Postgresql testing
Ok, I created a test table and populated it with this script:
#!/usr/local/bin/php -q
<?php
if ($argc!=2) die("\n\nUsage: insert_rand_text_date <tablename>\n\n");
$table = $argv[1];
$conn = pg_connect("dbname=mydb user=me");
$filename = "/usr/share/dict/words";
$fp=fopen($filename,"r");
while (!feof($fp)){
$lines[] = addslashes(chop(fgets($fp,4096)));
}
$count = count($lines);
$max = 2700000;
function make_seed() {
list($usec, $sec) = explode(' ', microtime());
return (float) $sec + ((float) $usec * 100000);
}
mt_srand(make_seed());
pg_exec($conn,"truncate $table");
pg_exec($conn,"begin");
$jan12004 = mktime(0,0,0,1,1,2004);
for ($i=0;$i<$max;$i++){
if ($i%1000==0&&$i!=0){
print $i."\n";
pg_exec($conn,"commit");
pg_exec($conn,"begin");
usleep(10);
}
$query = "insert into $table (info,dt) values ";
$query.= "('";
$query.= $lines[mt_rand(0,$count-2)]." ";
$query.= $lines[mt_rand(0,$count-2)]." ";
$query.= $lines[mt_rand(0,$count-2)]." ";
$query.= $lines[mt_rand(0,$count-2)]."',";
$rnum = mt_rand(0,31535999);
$date = date("Y-m-d G:i:s",$rnum+$jan12004);
# print $date;
# exit;
$query.= "'".$date."'";
$query.= ")";
# print $query."\n";
# exit;
@pg_exec($conn,$query);
if (pg_last_error($conn)) {
print "\n";
print pg_last_error($conn);
print "\n";
print $query;
print "\n";
exit;
}
}
pg_exec($conn,"commit");
pg_exec($conn,"vacuum full analyze $table");
?>
which put 2.7 million rows of about 50 bytes width into the database.
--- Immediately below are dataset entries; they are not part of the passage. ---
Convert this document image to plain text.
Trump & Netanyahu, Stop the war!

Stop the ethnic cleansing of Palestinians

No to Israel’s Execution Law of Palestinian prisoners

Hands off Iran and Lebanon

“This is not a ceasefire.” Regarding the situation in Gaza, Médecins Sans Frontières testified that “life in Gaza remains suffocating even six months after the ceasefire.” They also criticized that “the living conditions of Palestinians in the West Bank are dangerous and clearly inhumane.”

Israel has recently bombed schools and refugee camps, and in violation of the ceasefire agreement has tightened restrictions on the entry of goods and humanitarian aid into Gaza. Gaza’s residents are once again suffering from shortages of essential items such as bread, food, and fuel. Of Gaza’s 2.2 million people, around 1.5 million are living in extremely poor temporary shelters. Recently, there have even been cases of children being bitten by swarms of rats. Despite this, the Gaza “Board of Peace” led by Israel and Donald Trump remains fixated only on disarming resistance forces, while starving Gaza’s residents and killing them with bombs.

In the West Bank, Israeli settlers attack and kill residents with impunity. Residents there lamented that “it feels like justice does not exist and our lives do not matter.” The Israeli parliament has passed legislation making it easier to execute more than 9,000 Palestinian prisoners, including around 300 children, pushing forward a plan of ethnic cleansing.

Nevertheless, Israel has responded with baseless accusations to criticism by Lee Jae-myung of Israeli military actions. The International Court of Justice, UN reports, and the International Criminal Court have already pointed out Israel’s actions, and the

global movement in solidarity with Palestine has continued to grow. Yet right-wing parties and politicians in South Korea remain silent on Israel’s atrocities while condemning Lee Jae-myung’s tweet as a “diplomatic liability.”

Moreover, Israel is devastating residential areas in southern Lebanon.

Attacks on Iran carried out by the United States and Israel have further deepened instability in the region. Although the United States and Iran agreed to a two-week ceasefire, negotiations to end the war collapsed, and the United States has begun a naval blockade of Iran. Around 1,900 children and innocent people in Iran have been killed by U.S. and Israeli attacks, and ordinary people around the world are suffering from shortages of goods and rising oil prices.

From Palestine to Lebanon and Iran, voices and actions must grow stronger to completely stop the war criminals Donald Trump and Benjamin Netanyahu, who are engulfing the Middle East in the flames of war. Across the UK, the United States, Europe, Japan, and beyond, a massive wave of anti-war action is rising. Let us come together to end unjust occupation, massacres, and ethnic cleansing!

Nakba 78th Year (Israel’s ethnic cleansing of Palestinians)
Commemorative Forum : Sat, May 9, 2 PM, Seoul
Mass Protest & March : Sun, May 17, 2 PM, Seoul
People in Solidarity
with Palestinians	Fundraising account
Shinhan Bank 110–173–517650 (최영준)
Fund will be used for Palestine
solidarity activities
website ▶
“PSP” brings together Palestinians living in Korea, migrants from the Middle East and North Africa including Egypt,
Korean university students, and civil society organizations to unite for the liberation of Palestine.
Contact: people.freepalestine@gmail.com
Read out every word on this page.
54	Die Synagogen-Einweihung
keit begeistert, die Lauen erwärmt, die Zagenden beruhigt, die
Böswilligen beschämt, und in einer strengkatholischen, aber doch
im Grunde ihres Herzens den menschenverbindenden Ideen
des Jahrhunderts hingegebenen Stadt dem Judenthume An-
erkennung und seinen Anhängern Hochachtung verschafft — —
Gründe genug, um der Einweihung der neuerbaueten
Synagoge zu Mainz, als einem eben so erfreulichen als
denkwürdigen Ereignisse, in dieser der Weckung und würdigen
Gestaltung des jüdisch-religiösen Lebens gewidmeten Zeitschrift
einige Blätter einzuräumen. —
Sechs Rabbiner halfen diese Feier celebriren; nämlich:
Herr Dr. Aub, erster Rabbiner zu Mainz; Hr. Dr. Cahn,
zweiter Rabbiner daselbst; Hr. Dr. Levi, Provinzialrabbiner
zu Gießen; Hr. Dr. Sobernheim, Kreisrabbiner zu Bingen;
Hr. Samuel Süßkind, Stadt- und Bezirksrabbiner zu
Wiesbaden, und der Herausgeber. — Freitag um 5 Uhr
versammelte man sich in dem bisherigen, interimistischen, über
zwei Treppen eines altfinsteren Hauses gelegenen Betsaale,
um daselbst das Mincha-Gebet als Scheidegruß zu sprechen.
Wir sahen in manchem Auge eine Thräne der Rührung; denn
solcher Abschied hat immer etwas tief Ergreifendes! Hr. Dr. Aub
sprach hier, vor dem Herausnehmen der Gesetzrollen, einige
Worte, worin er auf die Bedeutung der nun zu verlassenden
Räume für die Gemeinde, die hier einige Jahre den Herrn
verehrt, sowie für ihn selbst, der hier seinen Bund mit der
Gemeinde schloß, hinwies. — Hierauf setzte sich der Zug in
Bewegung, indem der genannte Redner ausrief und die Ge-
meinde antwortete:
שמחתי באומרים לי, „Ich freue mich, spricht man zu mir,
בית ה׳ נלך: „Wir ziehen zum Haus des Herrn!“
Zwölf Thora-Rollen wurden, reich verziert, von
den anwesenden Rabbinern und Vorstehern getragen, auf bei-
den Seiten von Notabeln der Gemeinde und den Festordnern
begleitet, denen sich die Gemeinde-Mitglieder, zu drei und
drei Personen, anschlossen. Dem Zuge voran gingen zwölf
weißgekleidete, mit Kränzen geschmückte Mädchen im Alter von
On my database, the default setting for random_page_cost = 1.4
I ran a couple of queries:
For one random day:
explain analyze select * from test where dt between '2004-07-01 00:00:00' and '2004-07-01 23:59:59';
returned 7365 rows with an index scan, took 2 seconds.
For two days:
explain analyze select * from test where dt between '2004-07-01 00:00:00' and '2004-07-02 23:59:59';
returned 14937 rows with an index scan and took 3.5 seconds.
Five days:
explain analyze select * from test where dt between '2004-07-01 00:00:00' and '2004-07-05 23:59:59';
returned 37044 rows with an index scan in 10.5 seconds.
10 days:
explain analyze select * from test where dt between '2004-07-01 00:00:00' and '2004-07-10 23:59:59';
returned 74513 rows with a seq scan in 17.6 seconds.
At this point, to see if my random_page_cost was a good choice, I forced the planner to use an index scan by setting random_page_cost to 0.0, the response time was 18 seconds.
NOW, I clustered on the dt field:
I'll post the results when the database finishes clustering. This could take a while.